“Bir tutum olarak medenîlik, bir durum olarak medeniyet”
İbrahim Kalın‘ın BARBAR – MODERN- MEDENÎ / Medeniyet Üzerine Notlar kitabından yapacağım bazı alıntılamalar (bunlardan ilki s.31’den alıntı olarak iki tespit başlığı teşkil ediyor) oluşturacak bu yazıyı.
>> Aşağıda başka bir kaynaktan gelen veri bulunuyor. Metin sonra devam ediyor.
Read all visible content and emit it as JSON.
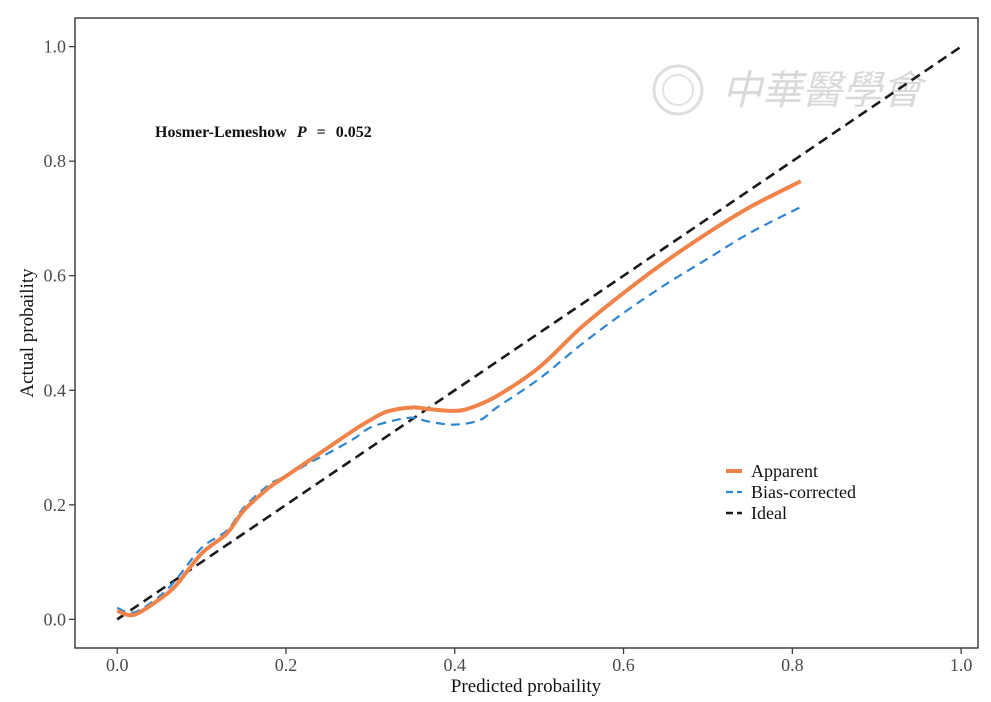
{
  "chart_data": {
    "type": "line",
    "xlabel": "Predicted probaility",
    "ylabel": "Actual probaility",
    "xlim": [
      -0.05,
      1.02
    ],
    "ylim": [
      -0.05,
      1.05
    ],
    "x_ticks": [
      0.0,
      0.2,
      0.4,
      0.6,
      0.8,
      1.0
    ],
    "y_ticks": [
      0.0,
      0.2,
      0.4,
      0.6,
      0.8,
      1.0
    ],
    "x_tick_labels": [
      "0.0",
      "0.2",
      "0.4",
      "0.6",
      "0.8",
      "1.0"
    ],
    "y_tick_labels": [
      "0.0",
      "0.2",
      "0.4",
      "0.6",
      "0.8",
      "1.0"
    ],
    "grid": false,
    "legend_position": "right-middle",
    "annotation": {
      "prefix": "Hosmer-Lemeshow",
      "p_label": "P",
      "equals": "=",
      "value": "0.052"
    },
    "series": [
      {
        "name": "Apparent",
        "color": "#F0834A",
        "style": "solid",
        "x": [
          0.0,
          0.02,
          0.05,
          0.07,
          0.1,
          0.13,
          0.15,
          0.18,
          0.2,
          0.23,
          0.25,
          0.28,
          0.3,
          0.32,
          0.35,
          0.37,
          0.4,
          0.42,
          0.45,
          0.5,
          0.55,
          0.6,
          0.65,
          0.7,
          0.75,
          0.81
        ],
        "values": [
          0.015,
          0.008,
          0.035,
          0.06,
          0.115,
          0.15,
          0.19,
          0.23,
          0.25,
          0.28,
          0.3,
          0.33,
          0.348,
          0.363,
          0.37,
          0.367,
          0.364,
          0.37,
          0.39,
          0.44,
          0.51,
          0.57,
          0.625,
          0.675,
          0.72,
          0.765
        ]
      },
      {
        "name": "Bias-corrected",
        "color": "#2E86D0",
        "style": "dashed",
        "x": [
          0.0,
          0.02,
          0.05,
          0.07,
          0.1,
          0.13,
          0.15,
          0.18,
          0.2,
          0.23,
          0.25,
          0.28,
          0.3,
          0.33,
          0.35,
          0.37,
          0.4,
          0.43,
          0.45,
          0.5,
          0.55,
          0.6,
          0.65,
          0.7,
          0.75,
          0.81
        ],
        "values": [
          0.02,
          0.012,
          0.04,
          0.07,
          0.125,
          0.155,
          0.195,
          0.235,
          0.25,
          0.275,
          0.29,
          0.315,
          0.335,
          0.348,
          0.352,
          0.345,
          0.34,
          0.348,
          0.37,
          0.42,
          0.48,
          0.535,
          0.585,
          0.63,
          0.675,
          0.72
        ]
      },
      {
        "name": "Ideal",
        "color": "#1a1a1a",
        "style": "dashed",
        "x": [
          0.0,
          1.0
        ],
        "values": [
          0.0,
          1.0
        ]
      }
    ]
  },
  "watermark": {
    "text": "中華醫學會",
    "color": "#d9d9d9"
  }
}
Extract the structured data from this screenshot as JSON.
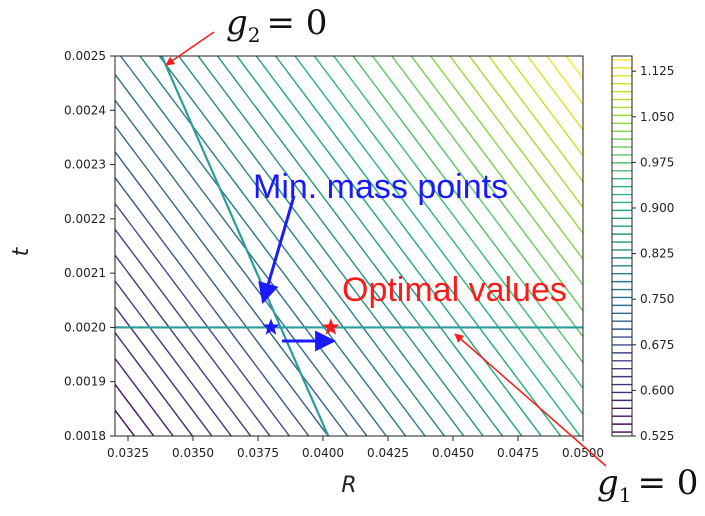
{
  "chart_data": {
    "type": "contour",
    "xlabel": "R",
    "ylabel": "t",
    "xlim": [
      0.032,
      0.05
    ],
    "ylim": [
      0.0018,
      0.0025
    ],
    "xticks": [
      "0.0325",
      "0.0350",
      "0.0375",
      "0.0400",
      "0.0425",
      "0.0450",
      "0.0475",
      "0.0500"
    ],
    "xtick_values": [
      0.0325,
      0.035,
      0.0375,
      0.04,
      0.0425,
      0.045,
      0.0475,
      0.05
    ],
    "yticks": [
      "0.0018",
      "0.0019",
      "0.0020",
      "0.0021",
      "0.0022",
      "0.0023",
      "0.0024",
      "0.0025"
    ],
    "ytick_values": [
      0.0018,
      0.0019,
      0.002,
      0.0021,
      0.0022,
      0.0023,
      0.0024,
      0.0025
    ],
    "colorbar": {
      "min": 0.525,
      "max": 1.15,
      "ticks": [
        "0.525",
        "0.600",
        "0.675",
        "0.750",
        "0.825",
        "0.900",
        "0.975",
        "1.050",
        "1.125"
      ],
      "tick_values": [
        0.525,
        0.6,
        0.675,
        0.75,
        0.825,
        0.9,
        0.975,
        1.05,
        1.125
      ],
      "colors": [
        "#440154",
        "#482878",
        "#3e4a89",
        "#31688e",
        "#26828e",
        "#1f9e89",
        "#35b779",
        "#6ece58",
        "#b5de2b",
        "#fde725"
      ]
    },
    "constraints": [
      {
        "label": "g_2 = 0",
        "points": [
          [
            0.0338,
            0.0025
          ],
          [
            0.0402,
            0.0018
          ]
        ]
      },
      {
        "label": "g_1 = 0",
        "points": [
          [
            0.032,
            0.002
          ],
          [
            0.05,
            0.002
          ]
        ]
      }
    ],
    "markers": [
      {
        "kind": "min-mass-point",
        "x": 0.038,
        "y": 0.002,
        "color": "#1a1aff"
      },
      {
        "kind": "optimal-value",
        "x": 0.0403,
        "y": 0.002,
        "color": "#ff1a1a"
      }
    ],
    "annotations": [
      {
        "text": "Min. mass points",
        "color": "#1a1aff"
      },
      {
        "text": "Optimal values",
        "color": "#ff1a1a"
      }
    ],
    "math_labels": {
      "g2": {
        "symbol": "g",
        "sub": "2",
        "rhs": "= 0"
      },
      "g1": {
        "symbol": "g",
        "sub": "1",
        "rhs": "= 0"
      }
    }
  }
}
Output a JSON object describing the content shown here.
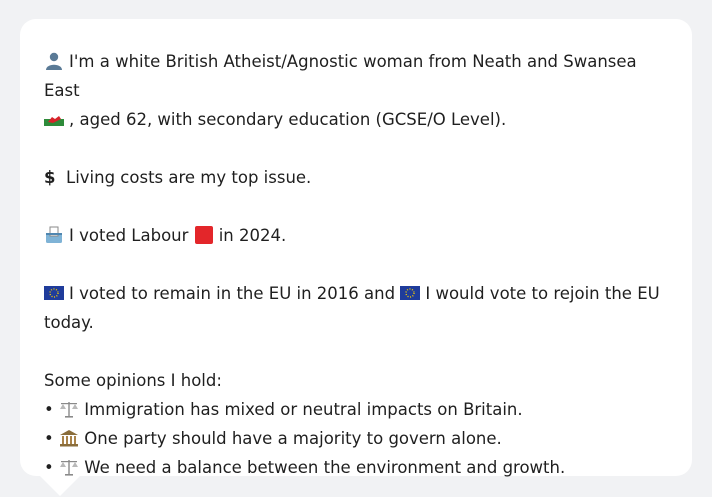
{
  "profile": {
    "intro_text": "I'm a white British Atheist/Agnostic woman from Neath and Swansea East",
    "intro_cont": ", aged 62, with secondary education (GCSE/O Level).",
    "issue_symbol": "$",
    "issue_text": "Living costs are my top issue.",
    "vote_prefix": "I voted Labour",
    "vote_suffix": "in 2024.",
    "eu_part1": "I voted to remain in the EU in 2016 and",
    "eu_part2": "I would vote to rejoin the EU today.",
    "opinions_heading": "Some opinions I hold:",
    "opinions": [
      {
        "icon": "scales-icon",
        "text": "Immigration has mixed or neutral impacts on Britain."
      },
      {
        "icon": "government-building-icon",
        "text": "One party should have a majority to govern alone."
      },
      {
        "icon": "scales-icon",
        "text": "We need a balance between the environment and growth."
      }
    ]
  },
  "colors": {
    "labour_red": "#e3262a",
    "eu_blue": "#1f3c9b",
    "wales_green": "#2e8b3a",
    "wales_red": "#d8232a"
  }
}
“Bir tutum olarak medenîlikten, bir durum olarak medeniyete geçişte kaybettiğimiz değerler nelerdir? İbn Haldun’un iddia ettiği gibi medeniyetin sağladığı maddî imkânlar, bizi medenîlikten uzaklaştırır mı? Medeniyet, medenîliğin zıddı mıdır? Bu sorulara farklı tarihî tecrübelerden hareketle cevaplar bulmaya çalışacağız. Medenîliğin, medeniyet yapısının büyük cüssesi altında ezilip kaybolması ender rastlanan bir durum değildir. Roma’nın vahşi zevk ve işret düşkünlüğü, gladyatörlerin birbirleriyle ve yırtıcı hayvanlarla ölümüne savaştırıldığı arenada çıkar karşımıza. Hindistan’da kadınların, kocalarının ölümü üzerine cenaze töreninde onunla birlikte öldürülmesi / yakılması anlamına gelen ‘sati‘ (dul yakma) geleneği, Hindular arasında uzun yıllar uygulanmıştır. (dipnot: ‘Sati’ yahut ‘suttee’ kelime manası itibariyle ‘erdemli-sadık eş’ demektir ve kendisini kocasıyla yakan/öldüren kadınlara verilen isimdir. Müslüman âlimler ve idareciler bu geleneği yasaklamaya çalışmış, pek çok Hindu din adamı da buna karşı çıkmıştır. Fakat bu âdet 19. yüzyılın sonlarına kadar Hindistan’ın çeşitli bölgelerinde yaşamaya devam etmiştir. Bkz. John Stratton Hawley (ed.), Sati, The Blessing and theCurse: The Burning of Wives in India (Oxford University Press, New York, 1994). Avrupa sömürgecilik hareketlerinin, Aydınlanma ve bilim devriminin ardından yükselişe geçmesi ve modern barbarlığın en hunharca örneklerini ortaya koyması, medeniyet iddialarının kırılgan yapısı hakkında bizi teyakkuza sevk etmektedir. Kendine demokrat, başkalarına barbar bir tutum sergileyen 19. yüzyıl Avrupa devletleri, maddî medeniyet imkânlarından yoksun ama belki de dünyanın en medenî-insanî topluluklarını köleleştirirken, bunu ahlâken ve vicdânen meşrûlaştırmak için de medenîleştirme kavramına başvuruyordu.